With Nvidia Groq 3, the Era of AI Inference Is (Probably) Here
TL;DR
At GTC in San Jose (30,000+ attendees), Nvidia CEO Jensen Huang unveiled the Vera Rubin chip line — Nvidia's first chip designed specifically for AI inference.
Key Points
- The Nvidia Groq 3 LPU (language processing unit) incorporates IP licensed from startup Groq for US $20 billion, a deal struck on Christmas Eve 2024.
- Huang declared the inflection point of inference has arrived: AI must now 'think' and 'do,' both of which require inference rather than training workloads.

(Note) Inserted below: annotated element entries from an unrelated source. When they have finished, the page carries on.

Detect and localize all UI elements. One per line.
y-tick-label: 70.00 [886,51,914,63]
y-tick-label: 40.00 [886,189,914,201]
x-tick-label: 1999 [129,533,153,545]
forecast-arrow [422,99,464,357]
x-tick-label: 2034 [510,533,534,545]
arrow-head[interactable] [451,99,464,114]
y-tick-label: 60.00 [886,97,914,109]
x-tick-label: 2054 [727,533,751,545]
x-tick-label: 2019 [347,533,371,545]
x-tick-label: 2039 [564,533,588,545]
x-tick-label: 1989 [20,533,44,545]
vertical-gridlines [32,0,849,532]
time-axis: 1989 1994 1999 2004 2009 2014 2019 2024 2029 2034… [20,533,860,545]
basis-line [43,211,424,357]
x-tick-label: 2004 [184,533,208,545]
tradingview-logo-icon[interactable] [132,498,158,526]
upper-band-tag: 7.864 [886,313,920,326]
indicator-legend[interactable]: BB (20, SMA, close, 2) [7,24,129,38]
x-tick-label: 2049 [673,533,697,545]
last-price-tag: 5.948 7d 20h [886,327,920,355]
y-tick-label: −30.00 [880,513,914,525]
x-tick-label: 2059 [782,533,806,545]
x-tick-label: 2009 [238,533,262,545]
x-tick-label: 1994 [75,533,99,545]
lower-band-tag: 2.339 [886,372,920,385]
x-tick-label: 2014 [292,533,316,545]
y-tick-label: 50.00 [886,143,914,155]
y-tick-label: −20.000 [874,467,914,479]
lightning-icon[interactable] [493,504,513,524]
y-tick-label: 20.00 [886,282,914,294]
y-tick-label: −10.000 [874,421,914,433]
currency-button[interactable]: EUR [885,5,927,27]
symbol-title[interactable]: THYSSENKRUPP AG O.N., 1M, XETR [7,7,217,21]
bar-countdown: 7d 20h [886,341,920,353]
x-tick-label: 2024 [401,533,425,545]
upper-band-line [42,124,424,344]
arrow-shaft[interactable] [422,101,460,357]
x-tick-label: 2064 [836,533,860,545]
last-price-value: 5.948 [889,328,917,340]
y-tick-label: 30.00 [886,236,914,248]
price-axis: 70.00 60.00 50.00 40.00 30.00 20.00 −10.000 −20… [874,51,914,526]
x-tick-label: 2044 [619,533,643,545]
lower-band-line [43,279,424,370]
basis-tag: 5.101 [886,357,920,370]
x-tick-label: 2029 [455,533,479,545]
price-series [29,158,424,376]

- Training and inference demand distinct computational profiles; Nvidia has historically focused on training hardware.
Nauti's Take
Nvidia spends $20 billion licensing Groq's IP, brands the result 'Groq 3,' and calls it an inflection point — which is both a smart competitive move and an implicit admission that its training-focused architecture needed help for the inference era. Huang's soundbites about AI needing to 'think' and 'do' are vintage GTC theater, but the underlying point is real: inference is where the volume and the margin will be for the next decade.
The more interesting story is what this means for Groq as a standalone company and for AMD and Intel, who now face a Nvidia that has shored up its last obvious weakness. The inference wars just got a lot more expensive.